Ce n'est pas une farce, j'ai réellement lu ce matin la préface de Maurice de Gandillac d'un essai de Walter Benjamin qui commente une œuvre de Goethe, de Proust, de Valéry et de Kafka. Et ensuite quelques pages de l'essai lui-même. Où j'ai pris conscience de mes limites s'il en était encore besoin, cependant, bien que m'échappèrent évidemment beaucoup de choses en raison notamment de la doxa, d'allusions à des auteurs que je connais au mieux de nom seulement, certains propos trouvèrent écho en moi. Si bien que, outillée d'un dictionnaire un peu spécialisé (non encore choisi sur la toile) et d' encyclopédies diverses et variées que je compte aussi trouver sur le web, l'hermétisme de nombreux passages me paraîtra sans doute moins insurmontable. Maurice de Gandillac pointe du doigt l'hermétisme de Walter Benjamin, mais en fait tout autant preuve.
À propos de Goethe, un extrait du commentaire de Walter Benjamin, que j'ai trouvé abordable :
"Dès le début les personnages sont sous le charme des affinités électives. Or leur action magique — Goethe l'a compris de façon profonde et riche en pressentiments — ne fonde pas un accord spirituel intérieur entre les êtres, mais seulement l'harmonie naturelle des couches naturelles plus profondes. Lesquelles sont entendues avec le léger ratage qui affecte sans exception de tels assemblages. Certes Ottilie s'adapte au jeu d'Eluard jouant de la flûte, mais ce jeu est faux. Certes, lorsque Eduard lit, il souffre d'Ottilie ce qu'il interdisait à Charlotte, mais c'est une mauvaise habitude. Certes il trouve merveilleuse sa conversation, mais elle ne dit rien. Certes ils souffrent ensemble du même mal, mais ce n'est qu'une migraine. Ces personnages ne sont pas naturels, car des humains sont — dans un état de nature fabuleux ou effectif — enfants de la nature. Cependant, au niveau de la culture, ils sont soumis aux forces qu'elle met en circulation, comme dominées, pour impuissante qu'elle soit toujours, on le voit bien, à les retenir sous sa coupe. Elles leur ont laissé le sens de ce qui est convenable, ils ont perdu le sens de ce qui est moral. On ne juge pas ici leur conduite, mais leur langage. Car, doués de sentiment, ils vont leur chemin comme des sourds ; doués de vision, ils vont leur chemin comme des muets. Sourds devant Dieu, et muets devant le monde. Ce qui fait échouer leur compte rendu, ce n'est point leur conduite, c'est leur être. Ils sont frappés de mutité."

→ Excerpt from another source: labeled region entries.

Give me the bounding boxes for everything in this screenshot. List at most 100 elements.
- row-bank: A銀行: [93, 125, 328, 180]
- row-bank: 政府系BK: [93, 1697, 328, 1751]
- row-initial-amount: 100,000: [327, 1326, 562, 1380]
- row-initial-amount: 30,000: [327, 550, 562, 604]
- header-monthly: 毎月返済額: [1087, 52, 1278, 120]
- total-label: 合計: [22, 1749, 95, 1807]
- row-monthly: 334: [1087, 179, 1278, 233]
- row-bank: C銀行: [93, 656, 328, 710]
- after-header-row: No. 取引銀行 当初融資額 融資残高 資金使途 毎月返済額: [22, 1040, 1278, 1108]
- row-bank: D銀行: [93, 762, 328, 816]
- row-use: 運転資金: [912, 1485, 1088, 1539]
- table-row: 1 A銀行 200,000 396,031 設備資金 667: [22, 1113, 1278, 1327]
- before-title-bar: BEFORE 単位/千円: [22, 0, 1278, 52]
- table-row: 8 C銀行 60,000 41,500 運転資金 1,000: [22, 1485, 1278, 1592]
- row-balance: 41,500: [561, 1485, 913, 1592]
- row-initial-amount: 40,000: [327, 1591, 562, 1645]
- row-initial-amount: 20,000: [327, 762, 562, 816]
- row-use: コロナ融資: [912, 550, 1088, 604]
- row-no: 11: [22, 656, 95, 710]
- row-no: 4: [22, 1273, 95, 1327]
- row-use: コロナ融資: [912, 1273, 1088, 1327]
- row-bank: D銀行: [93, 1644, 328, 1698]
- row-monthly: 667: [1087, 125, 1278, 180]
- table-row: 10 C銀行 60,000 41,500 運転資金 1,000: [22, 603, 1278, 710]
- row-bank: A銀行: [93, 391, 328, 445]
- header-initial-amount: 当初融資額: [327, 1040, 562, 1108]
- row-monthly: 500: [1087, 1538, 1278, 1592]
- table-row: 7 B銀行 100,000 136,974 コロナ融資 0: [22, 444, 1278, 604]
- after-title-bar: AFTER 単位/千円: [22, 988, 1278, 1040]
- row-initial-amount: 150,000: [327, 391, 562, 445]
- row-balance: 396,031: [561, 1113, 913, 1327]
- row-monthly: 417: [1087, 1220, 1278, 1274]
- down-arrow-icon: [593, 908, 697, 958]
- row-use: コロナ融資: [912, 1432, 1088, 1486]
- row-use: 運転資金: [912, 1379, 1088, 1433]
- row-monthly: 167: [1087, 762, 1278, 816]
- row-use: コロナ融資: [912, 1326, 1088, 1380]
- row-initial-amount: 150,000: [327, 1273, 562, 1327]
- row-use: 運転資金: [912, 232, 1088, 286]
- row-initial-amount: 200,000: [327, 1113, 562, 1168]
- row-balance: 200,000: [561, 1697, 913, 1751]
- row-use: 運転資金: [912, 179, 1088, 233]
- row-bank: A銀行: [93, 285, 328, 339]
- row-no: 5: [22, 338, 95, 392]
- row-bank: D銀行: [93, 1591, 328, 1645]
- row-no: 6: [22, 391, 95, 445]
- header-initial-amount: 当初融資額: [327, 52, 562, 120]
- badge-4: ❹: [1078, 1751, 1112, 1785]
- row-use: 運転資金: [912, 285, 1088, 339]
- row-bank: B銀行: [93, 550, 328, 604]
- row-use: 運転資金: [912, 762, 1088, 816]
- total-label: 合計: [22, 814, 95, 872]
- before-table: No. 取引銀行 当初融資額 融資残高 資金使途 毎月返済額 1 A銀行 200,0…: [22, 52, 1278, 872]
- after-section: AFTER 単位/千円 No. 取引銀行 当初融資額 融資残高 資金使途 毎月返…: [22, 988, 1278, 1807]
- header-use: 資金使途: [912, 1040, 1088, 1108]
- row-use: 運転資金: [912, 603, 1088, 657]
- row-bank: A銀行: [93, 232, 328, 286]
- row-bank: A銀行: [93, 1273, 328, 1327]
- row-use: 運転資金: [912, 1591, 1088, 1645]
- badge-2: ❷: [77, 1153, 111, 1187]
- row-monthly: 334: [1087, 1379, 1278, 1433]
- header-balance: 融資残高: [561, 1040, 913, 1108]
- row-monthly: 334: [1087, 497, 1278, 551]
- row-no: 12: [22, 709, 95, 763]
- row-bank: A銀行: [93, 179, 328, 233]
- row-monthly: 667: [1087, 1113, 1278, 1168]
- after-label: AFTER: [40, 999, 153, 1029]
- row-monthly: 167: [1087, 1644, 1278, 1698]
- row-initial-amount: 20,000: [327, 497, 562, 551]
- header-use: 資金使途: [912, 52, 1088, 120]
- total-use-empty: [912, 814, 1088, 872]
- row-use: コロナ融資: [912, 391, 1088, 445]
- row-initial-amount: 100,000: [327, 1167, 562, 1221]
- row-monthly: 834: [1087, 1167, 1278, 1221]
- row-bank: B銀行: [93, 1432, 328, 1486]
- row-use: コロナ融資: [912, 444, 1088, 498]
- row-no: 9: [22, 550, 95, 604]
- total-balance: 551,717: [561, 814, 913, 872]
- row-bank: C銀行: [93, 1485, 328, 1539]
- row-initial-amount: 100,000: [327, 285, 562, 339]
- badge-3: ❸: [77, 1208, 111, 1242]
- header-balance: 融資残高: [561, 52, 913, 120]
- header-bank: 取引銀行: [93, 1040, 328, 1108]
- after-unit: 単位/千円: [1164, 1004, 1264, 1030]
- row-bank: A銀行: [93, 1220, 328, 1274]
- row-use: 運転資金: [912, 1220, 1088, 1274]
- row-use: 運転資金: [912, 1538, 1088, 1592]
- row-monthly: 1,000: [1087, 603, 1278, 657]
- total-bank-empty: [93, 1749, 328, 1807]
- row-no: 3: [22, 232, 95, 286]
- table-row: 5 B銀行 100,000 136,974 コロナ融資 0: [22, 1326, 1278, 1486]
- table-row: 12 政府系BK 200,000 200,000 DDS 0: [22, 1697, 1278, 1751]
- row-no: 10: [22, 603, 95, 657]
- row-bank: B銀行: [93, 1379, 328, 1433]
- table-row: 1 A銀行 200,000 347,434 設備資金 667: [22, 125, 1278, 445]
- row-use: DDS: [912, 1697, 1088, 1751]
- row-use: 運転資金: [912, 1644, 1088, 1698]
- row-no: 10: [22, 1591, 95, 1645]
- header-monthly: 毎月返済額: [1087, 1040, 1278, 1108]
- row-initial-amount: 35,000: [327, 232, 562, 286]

Aucun mot difficile ici tiré d'une doxa ardue mais le propos reste énigmatique pour qui comme moi n'a pas lu le livre de Goethe sur les affinités électives. Peut-être qu'après avoir lu ce qu'en dit Walter Benjamin, certains lecteurs perspicaces connaîtront ce livre mieux que son auteur lui-même. Walter Benjamin est de culture juive, une culture que je sens quand il parle notamment des noms de famille, et de la nature aussi. Walter se défiant énormément de l'eau morte (lui non plus n'aimerait pas le canal d'Aire du coup). Dans l'eau résident selon lui des forces démoniques qui ne demandent qu'à engloutir les êtres. Je peux le concevoir d'une façon assez proche concernant une eau qui donnerait envie qu'on y plonge pour éventuellement réserver un tour pendable au nageur (comme l'eau d'une piscine profonde sur certains mauvais nageurs), mais le canal d'Aire n'exerce pas d'attractivité sur moi, tant mieux car je nage très mal, pour moi au contraire ce canal est porteur. Il porte les péniches. Il nourrit la terre qui chemine à ses côtés. L'eau comme un autre élément, le feu, contrôlés, sont extrêmement bénéfiques mais évidemment la nature peut se réveiller de différentes façons : au printemps, de la manière la plus agréable qui soit, mais aussi, beaucoup plus rarement fort heureusement, sous forme d'ouragan, ou de pluies diluviennes et "engloutissantes" comme le seraient une mère ou même un père possessifs et/ou abusifs. Toujours est-il que je suis punk vis-à-vis de penseurs de ce gabarit, un peu comme vis-à-vis de grands matheux... attention donc, le punk doit redoubler de prudence face aux mastodontes !
Je vais entreprendre malgré tout une tentative de lecture, ne serait-ce que du fait de ces choses, comme je le disais plus haut, qui ont fait écho en moi.